California’s labor commissioner has ruled that a driver for
Uber Technologies Inc. should be classified as an employee of the company, a
decision that marks the latest setback for the ride-hailing company’s labor
model. The ruling doesn’t set a precedent for how Uber compensates its 200,000
drivers, but it is one of a growing number of court decisions that may have
far-reaching implications for the company. Uber says its drivers are
independent contractors and not employees, a designation that means it isn’t
responsible for paying drivers’ insurance or job-related expenses and allows
the company to operate and expand at relatively low cost.
Uber has been ordered to pay Barbara Berwick, a San
Francisco driver for Uber from July to September of last year, more than $4,100
to cover the costs of vehicle mileage and tolls, the commissioner said in a
June 3 ruling that was filed in California state court on Tuesday. The
regulator found that Uber is “involved in every aspect of the operation,” from
vetting drivers and their vehicles to setting rates for trip fares, and
therefore is legally an employer of its drivers. Uber had unsuccessfully argued
that because it is just a smartphone service that matches passengers with
rides, its drivers should be classified as contractors.
Uber said Wednesday it is appealing the ruling and pointed
to a 2012 labor commission ruling that found one of its drivers shouldn’t be
classified as an employee. The number one reason drivers choose to use Uber is
because they have complete flexibility and control. The labor commission
disputed that drivers control all aspects of their work, noting that, among
other things, passengers pay Uber for their rides and Uber, in turn, pays
drivers “a nonnegotiable service fee.”
Rulings by state agencies like the California Labor
Commission don’t set a formal precedent for court cases or other actions, said
Reuel Schiller, a law professor at University of California Hastings College of
the Law. But, should various federal or state entities determine that Uber
drivers are employees—whether for purposes of collecting unemployment insurance
or expense reimbursement.
The company could alter its contract with drivers, perhaps
tweaking it to fall just under the employee threshold on tests of drivers’

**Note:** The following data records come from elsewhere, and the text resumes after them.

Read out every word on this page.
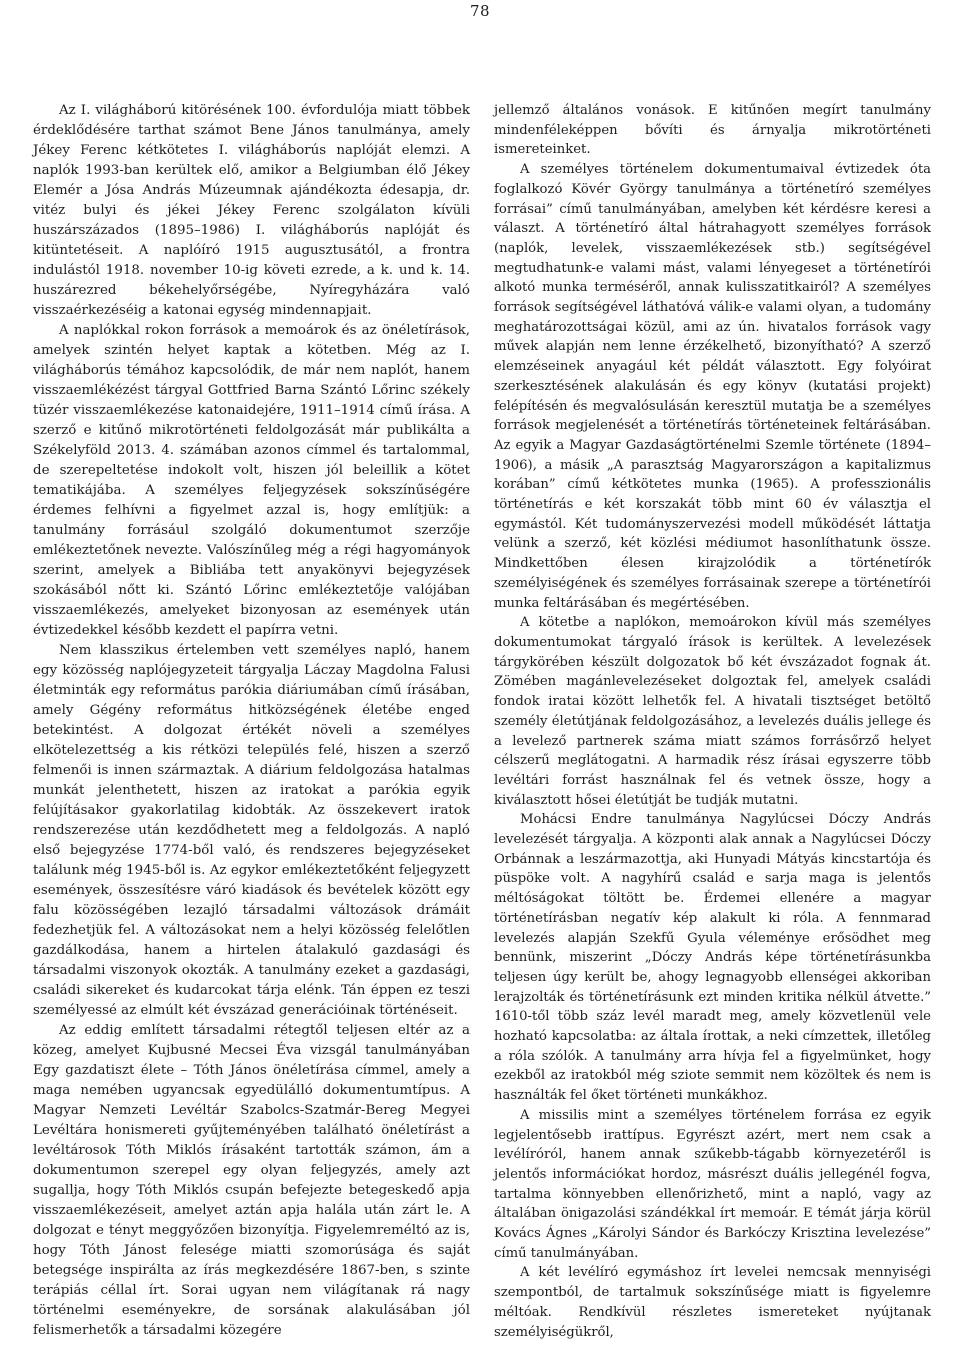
78

Az I. világháború kitörésének 100. évfordulója miatt többek érdeklődésére tarthat számot Bene János tanulmánya, amely Jékey Ferenc kétkötetes I. világháborús naplóját elemzi. A naplók 1993-ban kerültek elő, amikor a Belgiumban élő Jékey Elemér a Jósa András Múzeumnak ajándékozta édesapja, dr. vitéz bulyi és jékei Jékey Ferenc szolgálaton kívüli huszárszázados (1895–1986) I. világháborús naplóját és kitüntetéseit. A naplóíró 1915 augusztusától, a frontra indulástól 1918. november 10-ig követi ezrede, a k. und k. 14. huszárezred békehelyőrségébe, Nyíregyházára való visszaérkezéséig a katonai egység mindennapjait.

A naplókkal rokon források a memoárok és az önéletírások, amelyek szintén helyet kaptak a kötetben. Még az I. világháborús témához kapcsolódik, de már nem naplót, hanem visszaemlékézést tárgyal Gottfried Barna Szántó Lőrinc székely tüzér visszaemlékezése katonaidejére, 1911–1914 című írása. A szerző e kitűnő mikrotörténeti feldolgozását már publikálta a Székelyföld 2013. 4. számában azonos címmel és tartalommal, de szerepeltetése indokolt volt, hiszen jól beleillik a kötet tematikájába. A személyes feljegyzések sokszínűségére érdemes felhívni a figyelmet azzal is, hogy említjük: a tanulmány forrásául szolgáló dokumentumot szerzője emlékeztetőnek nevezte. Valószínűleg még a régi hagyományok szerint, amelyek a Bibliába tett anyakönyvi bejegyzések szokásából nőtt ki. Szántó Lőrinc emlékeztetője valójában visszaemlékezés, amelyeket bizonyosan az események után évtizedekkel később kezdett el papírra vetni.

Nem klasszikus értelemben vett személyes napló, hanem egy közösség naplójegyzeteit tárgyalja Láczay Magdolna Falusi életminták egy református parókia diáriumában című írásában, amely Gégény református hitközségének életébe enged betekintést. A dolgozat értékét növeli a személyes elkötelezettség a kis rétközi település felé, hiszen a szerző felmenői is innen származtak. A diárium feldolgozása hatalmas munkát jelenthetett, hiszen az iratokat a parókia egyik felújításakor gyakorlatilag kidobták. Az összekevert iratok rendszerezése után kezdődhetett meg a feldolgozás. A napló első bejegyzése 1774-ből való, és rendszeres bejegyzéseket találunk még 1945-ből is. Az egykor emlékeztetőként feljegyzett események, összesítésre váró kiadások és bevételek között egy falu közösségében lezajló társadalmi változások drámáit fedezhetjük fel. A változásokat nem a helyi közösség felelőtlen gazdálkodása, hanem a hirtelen átalakuló gazdasági és társadalmi viszonyok okozták. A tanulmány ezeket a gazdasági, családi sikereket és kudarcokat tárja elénk. Tán éppen ez teszi személyessé az elmúlt két évszázad generációinak történéseit.

Az eddig említett társadalmi rétegtől teljesen eltér az a közeg, amelyet Kujbusné Mecsei Éva vizsgál tanulmányában Egy gazdatiszt élete – Tóth János önéletírása címmel, amely a maga nemében ugyancsak egyedülálló dokumentumtípus. A Magyar Nemzeti Levéltár Szabolcs-Szatmár-Bereg Megyei Levéltára honismereti gyűjteményében található önéletírást a levéltárosok Tóth Miklós írásaként tartották számon, ám a dokumentumon szerepel egy olyan feljegyzés, amely azt sugallja, hogy Tóth Miklós csupán befejezte betegeskedő apja visszaemlékezéseit, amelyet aztán apja halála után zárt le. A dolgozat e tényt meggyőzően bizonyítja. Figyelemreméltó az is, hogy Tóth Jánost felesége miatti szomorúsága és saját betegsége inspirálta az írás megkezdésére 1867-ben, s szinte terápiás céllal írt. Sorai ugyan nem világítanak rá nagy történelmi eseményekre, de sorsának alakulásában jól felismerhetők a társadalmi közegére

jellemző általános vonások. E kitűnően megírt tanulmány mindenféleképpen bővíti és árnyalja mikrotörténeti ismereteinket.

A személyes történelem dokumentumaival évtizedek óta foglalkozó Kövér György tanulmánya a történetíró személyes forrásai” című tanulmányában, amelyben két kérdésre keresi a választ. A történetíró által hátrahagyott személyes források (naplók, levelek, visszaemlékezések stb.) segítségével megtudhatunk-e valami mást, valami lényegeset a történetírói alkotó munka terméséről, annak kulisszatitkairól? A személyes források segítségével láthatóvá válik-e valami olyan, a tudomány meghatározottságai közül, ami az ún. hivatalos források vagy művek alapján nem lenne érzékelhető, bizonyítható? A szerző elemzéseinek anyagául két példát választott. Egy folyóirat szerkesztésének alakulásán és egy könyv (kutatási projekt) felépítésén és megvalósulásán keresztül mutatja be a személyes források megjelenését a történetírás történeteinek feltárásában. Az egyik a Magyar Gazdaságtörténelmi Szemle története (1894–1906), a másik „A parasztság Magyarországon a kapitalizmus korában” című kétkötetes munka (1965). A professzionális történetírás e két korszakát több mint 60 év választja el egymástól. Két tudományszervezési modell működését láttatja velünk a szerző, két közlési médiumot hasonlíthatunk össze. Mindkettőben élesen kirajzolódik a történetírók személyiségének és személyes forrásainak szerepe a történetírói munka feltárásában és megértésében.

A kötetbe a naplókon, memoárokon kívül más személyes dokumentumokat tárgyaló írások is kerültek. A levelezések tárgykörében készült dolgozatok bő két évszázadot fognak át. Zömében magánlevelezéseket dolgoztak fel, amelyek családi fondok iratai között lelhetők fel. A hivatali tisztséget betöltő személy életútjának feldolgozásához, a levelezés duális jellege és a levelező partnerek száma miatt számos forrásőrző helyet célszerű meglátogatni. A harmadik rész írásai egyszerre több levéltári forrást használnak fel és vetnek össze, hogy a kiválasztott hősei életútját be tudják mutatni.

Mohácsi Endre tanulmánya Nagylúcsei Dóczy András levelezését tárgyalja. A központi alak annak a Nagylúcsei Dóczy Orbánnak a leszármazottja, aki Hunyadi Mátyás kincstartója és püspöke volt. A nagyhírű család e sarja maga is jelentős méltóságokat töltött be. Érdemei ellenére a magyar történetírásban negatív kép alakult ki róla. A fennmarad levelezés alapján Szekfű Gyula véleménye erősödhet meg bennünk, miszerint „Dóczy András képe történetírásunkba teljesen úgy került be, ahogy legnagyobb ellenségei akkoriban lerajzolták és történetírásunk ezt minden kritika nélkül átvette.” 1610-től több száz levél maradt meg, amely közvetlenül vele hozható kapcsolatba: az általa írottak, a neki címzettek, illetőleg a róla szólók. A tanulmány arra hívja fel a figyelmünket, hogy ezekből az iratokból még sziote semmit nem közöltek és nem is használták fel őket történeti munkákhoz.

A missilis mint a személyes történelem forrása ez egyik legjelentősebb irattípus. Egyrészt azért, mert nem csak a levélíróról, hanem annak szűkebb-tágabb környezetéről is jelentős információkat hordoz, másrészt duális jellegénél fogva, tartalma könnyebben ellenőrizhető, mint a napló, vagy az általában önigazolási szándékkal írt memoár. E témát járja körül Kovács Ágnes „Károlyi Sándor és Barkóczy Krisztina levelezése” című tanulmányában.

A két levélíró egymáshoz írt levelei nemcsak mennyiségi szempontból, de tartalmuk sokszínűsége miatt is figyelemre méltóak. Rendkívül részletes ismereteket nyújtanak személyiségükről,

status. But that isn’t as easy as it sounds, said Jeff Hirsch, a
professor at the University of North Carolina School of Law. No ruling related
to a single company like Uber will be applied to all firms in the sharing
economy. Determining whether a worker is an employee is “a very fact-intensive
inquiry,” Mr. Schiller said, and so judges and agencies must base their
decisions on a company’s specific arrangements with workers.

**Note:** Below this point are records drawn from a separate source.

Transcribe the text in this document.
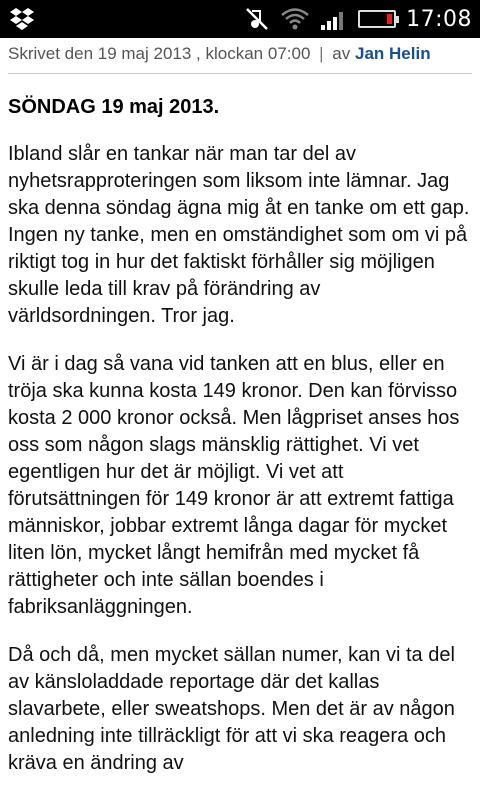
17:08
Skrivet den 19 maj 2013 , klockan 07:00 | av Jan Helin
SÖNDAG 19 maj 2013.

Ibland slår en tankar när man tar del av nyhetsrapproteringen som liksom inte lämnar. Jag ska denna söndag ägna mig åt en tanke om ett gap. Ingen ny tanke, men en omständighet som om vi på riktigt tog in hur det faktiskt förhåller sig möjligen skulle leda till krav på förändring av världsordningen. Tror jag.

Vi är i dag så vana vid tanken att en blus, eller en tröja ska kunna kosta 149 kronor. Den kan förvisso kosta 2 000 kronor också. Men lågpriset anses hos oss som någon slags mänsklig rättighet. Vi vet egentligen hur det är möjligt. Vi vet att förutsättningen för 149 kronor är att extremt fattiga människor, jobbar extremt långa dagar för mycket liten lön, mycket långt hemifrån med mycket få rättigheter och inte sällan boendes i fabriksanläggningen.

Då och då, men mycket sällan numer, kan vi ta del av känsloladdade reportage där det kallas slavarbete, eller sweatshops. Men det är av någon anledning inte tillräckligt för att vi ska reagera och kräva en ändring av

Uber is fighting several lawsuits in California challenging
its ability to classify drivers as contractors. If the plaintiffs are
successful, the cases could help clarify a murky area of employment law and
force Uber to pay new costs to cover employee benefits and driving costs. The
decisions could also affect the valuations of companies in the so-called
on-demand economy. Uber is currently raising new funding at a $50 billion
valuation, The Wall Street Journal has reported.

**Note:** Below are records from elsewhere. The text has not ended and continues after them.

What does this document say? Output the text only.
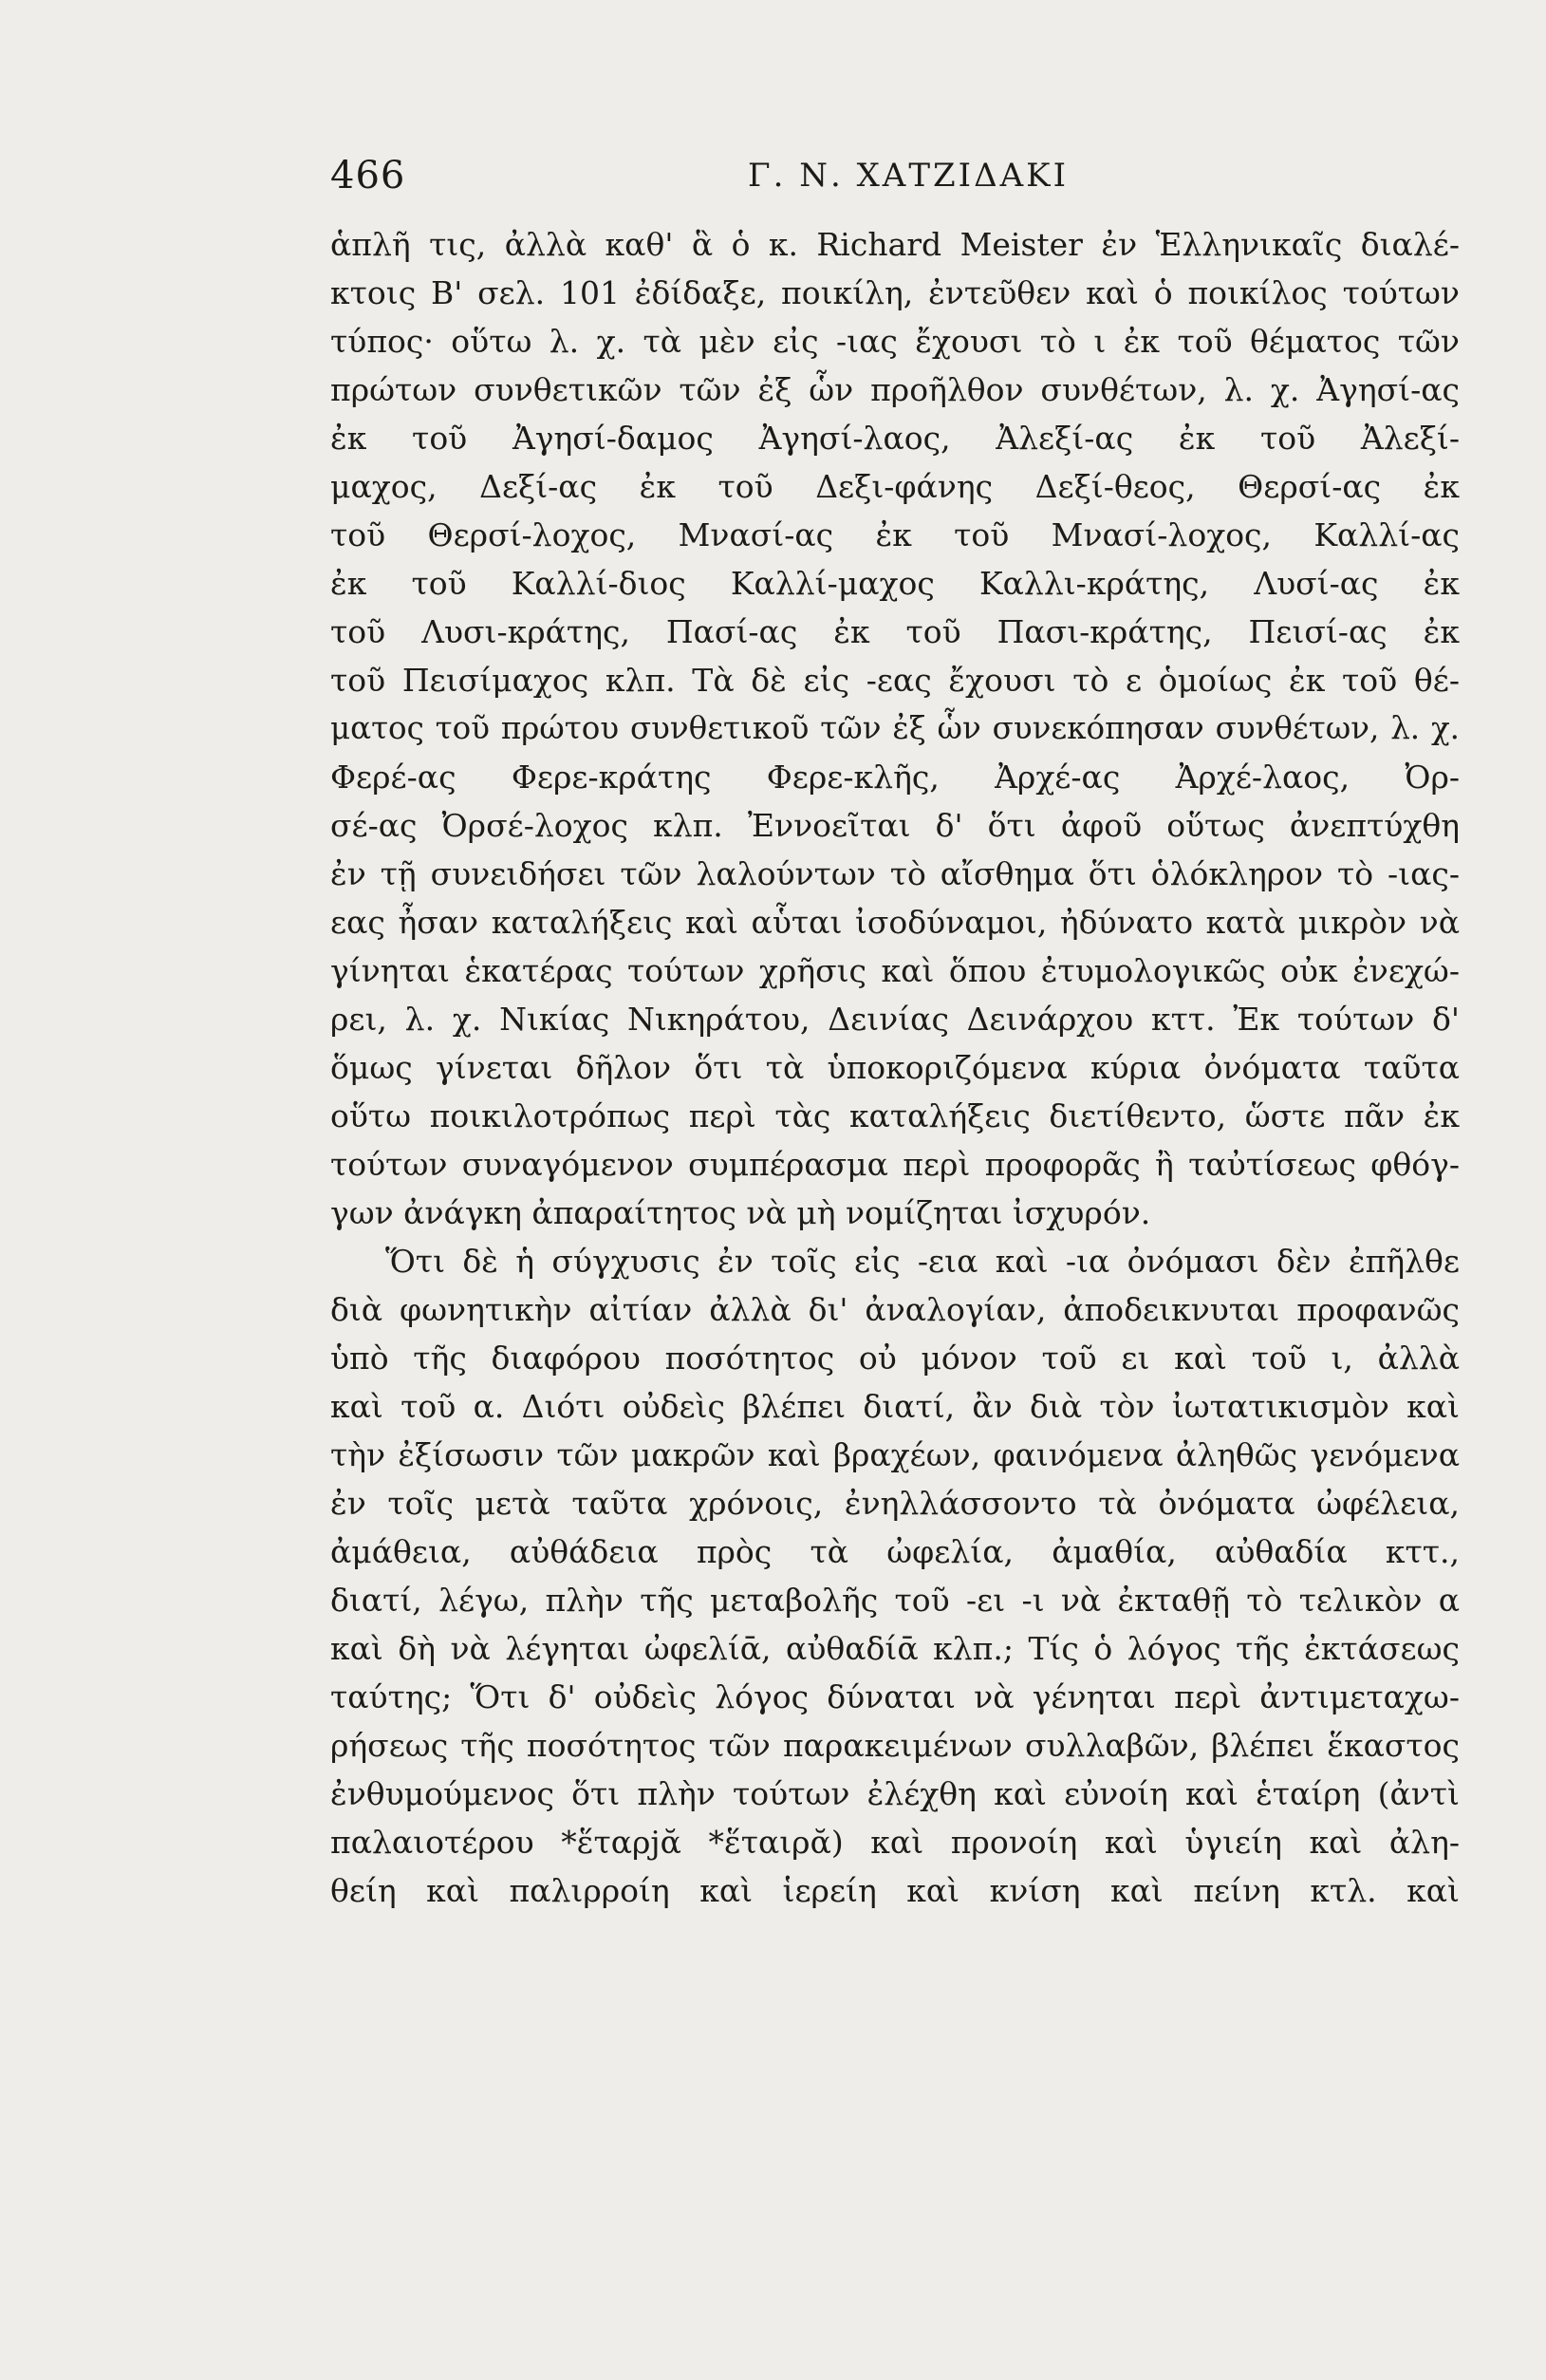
466	Γ. Ν. ΧΑΤΖΙΔΑΚΙ
ἁπλῆ τις, ἀλλὰ καθ' ἃ ὁ κ. Richard Meister ἐν Ἑλληνικαῖς διαλέ-
κτοις Β' σελ. 101 ἐδίδαξε, ποικίλη, ἐντεῦθεν καὶ ὁ ποικίλος τούτων
τύπος· οὕτω λ. χ. τὰ μὲν εἰς -ιας ἔχουσι τὸ ι ἐκ τοῦ θέματος τῶν
πρώτων συνθετικῶν τῶν ἐξ ὧν προῆλθον συνθέτων, λ. χ. Ἀγησί-ας
ἐκ τοῦ Ἀγησί-δαμος Ἀγησί-λαος, Ἀλεξί-ας ἐκ τοῦ Ἀλεξί-
μαχος, Δεξί-ας ἐκ τοῦ Δεξι-φάνης Δεξί-θεος, Θερσί-ας ἐκ
τοῦ Θερσί-λοχος, Μνασί-ας ἐκ τοῦ Μνασί-λοχος, Καλλί-ας
ἐκ τοῦ Καλλί-διος Καλλί-μαχος Καλλι-κράτης, Λυσί-ας ἐκ
τοῦ Λυσι-κράτης, Πασί-ας ἐκ τοῦ Πασι-κράτης, Πεισί-ας ἐκ
τοῦ Πεισίμαχος κλπ. Τὰ δὲ εἰς -εας ἔχουσι τὸ ε ὁμοίως ἐκ τοῦ θέ-
ματος τοῦ πρώτου συνθετικοῦ τῶν ἐξ ὧν συνεκόπησαν συνθέτων, λ. χ.
Φερέ-ας Φερε-κράτης Φερε-κλῆς, Ἀρχέ-ας Ἀρχέ-λαος, Ὀρ-
σέ-ας Ὀρσέ-λοχος κλπ. Ἐννοεῖται δ' ὅτι ἀφοῦ οὕτως ἀνεπτύχθη
ἐν τῇ συνειδήσει τῶν λαλούντων τὸ αἴσθημα ὅτι ὁλόκληρον τὸ -ιας-
εας ἦσαν καταλήξεις καὶ αὗται ἰσοδύναμοι, ἠδύνατο κατὰ μικρὸν νὰ
γίνηται ἑκατέρας τούτων χρῆσις καὶ ὅπου ἐτυμολογικῶς οὐκ ἐνεχώ-
ρει, λ. χ. Νικίας Νικηράτου, Δεινίας Δεινάρχου κττ. Ἐκ τούτων δ'
ὅμως γίνεται δῆλον ὅτι τὰ ὑποκοριζόμενα κύρια ὀνόματα ταῦτα
οὕτω ποικιλοτρόπως περὶ τὰς καταλήξεις διετίθεντο, ὥστε πᾶν ἐκ
τούτων συναγόμενον συμπέρασμα περὶ προφορᾶς ἢ ταὐτίσεως φθόγ-
γων ἀνάγκη ἀπαραίτητος νὰ μὴ νομίζηται ἰσχυρόν.
Ὅτι δὲ ἡ σύγχυσις ἐν τοῖς εἰς -εια καὶ -ια ὀνόμασι δὲν ἐπῆλθε
διὰ φωνητικὴν αἰτίαν ἀλλὰ δι' ἀναλογίαν, ἀποδεικνυται προφανῶς
ὑπὸ τῆς διαφόρου ποσότητος οὐ μόνον τοῦ ει καὶ τοῦ ι, ἀλλὰ
καὶ τοῦ α. Διότι οὐδεὶς βλέπει διατί, ἂν διὰ τὸν ἰωτατικισμὸν καὶ
τὴν ἐξίσωσιν τῶν μακρῶν καὶ βραχέων, φαινόμενα ἀληθῶς γενόμενα
ἐν τοῖς μετὰ ταῦτα χρόνοις, ἐνηλλάσσοντο τὰ ὀνόματα ὠφέλεια,
ἀμάθεια, αὐθάδεια πρὸς τὰ ὠφελία, ἀμαθία, αὐθαδία κττ.,
διατί, λέγω, πλὴν τῆς μεταβολῆς τοῦ -ει -ι νὰ ἐκταθῇ τὸ τελικὸν α
καὶ δὴ νὰ λέγηται ὠφελίᾱ, αὐθαδίᾱ κλπ.; Τίς ὁ λόγος τῆς ἐκτάσεως
ταύτης; Ὅτι δ' οὐδεὶς λόγος δύναται νὰ γένηται περὶ ἀντιμεταχω-
ρήσεως τῆς ποσότητος τῶν παρακειμένων συλλαβῶν, βλέπει ἕκαστος
ἐνθυμούμενος ὅτι πλὴν τούτων ἐλέχθη καὶ εὐνοίη καὶ ἑταίρη (ἀντὶ
παλαιοτέρου *ἕταρjᾰ *ἕταιρᾰ) καὶ προνοίη καὶ ὑγιείη καὶ ἀλη-
θείη καὶ παλιρροίη καὶ ἱερείη καὶ κνίση καὶ πείνη κτλ. καὶ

Shannon Liss-Riordan, a plaintiffs’ attorney representing
Uber drivers in a class-action suit in federal court in San Francisco, called
Wednesday’s ruling significant and potentially helpful for her clients, since
it holds the company is required under California law to repay the driver’s
job-related costs.
Earlier this month, U.S. District Judge Edward Chen, in the
Northern District of California, allowed lawsuits by two drivers for Uber to
proceed in court, rebuffing the ride-sharing company’s attempt to resolve the
actions in closed arbitration proceedings. In March, Judge Chen and another San
Francisco judge issued similar rulings in two other cases involving Uber and
its rival Lyft Inc., focused on the employee-versus-contractor question.